CuppM
CuppM

Reputation: 1698

Parsing of Ordered Timestamps in Local Time (to UTC) While Observing Daylight Saving Time

I have CSV data files with timestamped records that are in local time. Unfortunately the data files cover the period where daylight saving time changes (Nov 3rd 2013) so the time component of the timestamps for the records go: 12:45, 1:00, 1:15, 1:30, 1:45, 1:00, 1:15, 1:30, 1:45, 2:00. I want to be able to convert and store the values in the database as UTC.

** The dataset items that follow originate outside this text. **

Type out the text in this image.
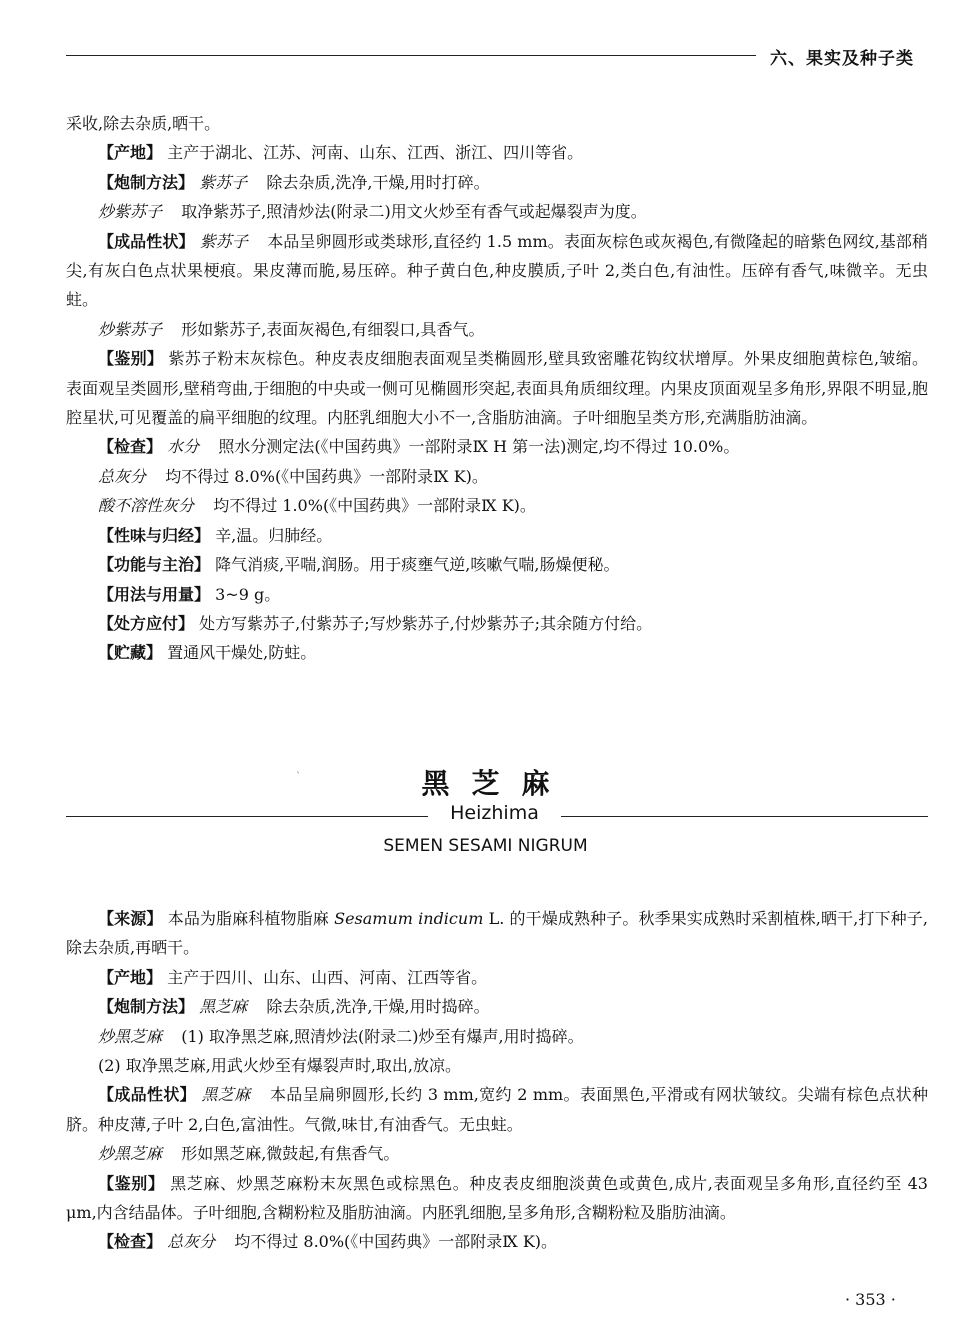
六、果实及种子类

采收,除去杂质,晒干。

【产地】 主产于湖北、江苏、河南、山东、江西、浙江、四川等省。

【炮制方法】 紫苏子 除去杂质,洗净,干燥,用时打碎。

炒紫苏子 取净紫苏子,照清炒法(附录二)用文火炒至有香气或起爆裂声为度。

【成品性状】 紫苏子 本品呈卵圆形或类球形,直径约 1.5 mm。表面灰棕色或灰褐色,有微隆起的暗紫色网纹,基部稍尖,有灰白色点状果梗痕。果皮薄而脆,易压碎。种子黄白色,种皮膜质,子叶 2,类白色,有油性。压碎有香气,味微辛。无虫蛀。

炒紫苏子 形如紫苏子,表面灰褐色,有细裂口,具香气。

【鉴别】 紫苏子粉末灰棕色。种皮表皮细胞表面观呈类椭圆形,壁具致密雕花钩纹状增厚。外果皮细胞黄棕色,皱缩。表面观呈类圆形,壁稍弯曲,于细胞的中央或一侧可见椭圆形突起,表面具角质细纹理。内果皮顶面观呈多角形,界限不明显,胞腔星状,可见覆盖的扁平细胞的纹理。内胚乳细胞大小不一,含脂肪油滴。子叶细胞呈类方形,充满脂肪油滴。

【检查】 水分 照水分测定法(《中国药典》一部附录Ⅸ H 第一法)测定,均不得过 10.0%。

总灰分 均不得过 8.0%(《中国药典》一部附录Ⅸ K)。

酸不溶性灰分 均不得过 1.0%(《中国药典》一部附录Ⅸ K)。

【性味与归经】 辛,温。归肺经。

【功能与主治】 降气消痰,平喘,润肠。用于痰壅气逆,咳嗽气喘,肠燥便秘。

【用法与用量】 3~9 g。

【处方应付】 处方写紫苏子,付紫苏子;写炒紫苏子,付炒紫苏子;其余随方付给。

【贮藏】 置通风干燥处,防蛀。

`	黑芝麻
Heizhima
SEMEN SESAMI NIGRUM

【来源】 本品为脂麻科植物脂麻 Sesamum indicum L. 的干燥成熟种子。秋季果实成熟时采割植株,晒干,打下种子,除去杂质,再晒干。

【产地】 主产于四川、山东、山西、河南、江西等省。

【炮制方法】 黑芝麻 除去杂质,洗净,干燥,用时捣碎。

炒黑芝麻 (1) 取净黑芝麻,照清炒法(附录二)炒至有爆声,用时捣碎。

(2) 取净黑芝麻,用武火炒至有爆裂声时,取出,放凉。

【成品性状】 黑芝麻 本品呈扁卵圆形,长约 3 mm,宽约 2 mm。表面黑色,平滑或有网状皱纹。尖端有棕色点状种脐。种皮薄,子叶 2,白色,富油性。气微,味甘,有油香气。无虫蛀。

炒黑芝麻 形如黑芝麻,微鼓起,有焦香气。

【鉴别】 黑芝麻、炒黑芝麻粉末灰黑色或棕黑色。种皮表皮细胞淡黄色或黄色,成片,表面观呈多角形,直径约至 43 μm,内含结晶体。子叶细胞,含糊粉粒及脂肪油滴。内胚乳细胞,呈多角形,含糊粉粒及脂肪油滴。

【检查】 总灰分 均不得过 8.0%(《中国药典》一部附录Ⅸ K)。

· 353 ·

Unfortunately the standard DateTime.Parse() function of .NET will parse as this (all November 3rd 2013):

| Time String | Parsed Local Time | In DST | Parsed Local Time to UTC
|  12:45 am   |    12:45 am       |   Yes  |     4:45 am
| 12:59:59 am |    12:59:59 am    |   Yes  |     4:59:59 am
|  01:00 am   |     1:00 am       |   No   |     6:00 am
|  01:15 am   |     1:15 am       |   No   |     6:15 am

So it never sees the 1:00-1:59:59 am range as being in DST and my parsed timestamps in UTC jumps an hour.

Is there a library or class out there that will allow me to parse the timestamps and take into account the change in DST? Like some instantiatable class that will remember the stream of timestamps it's already received and adjust the parsed timestamp accordingly?

Assumptions about the data that can be made while parsing:

  1. I have the start time of file (timestamp of the first record) in the header section of the file in both local and UTC.
  2. The records are in order by timestamp
  3. All local times are in Eastern Standard
  4. The data could also go the other way: from out of DST into it
  5. The records contain a full timestamp in the format: yyyy/mm/dd HH:mm:ss (2013/11/03 00:45:00)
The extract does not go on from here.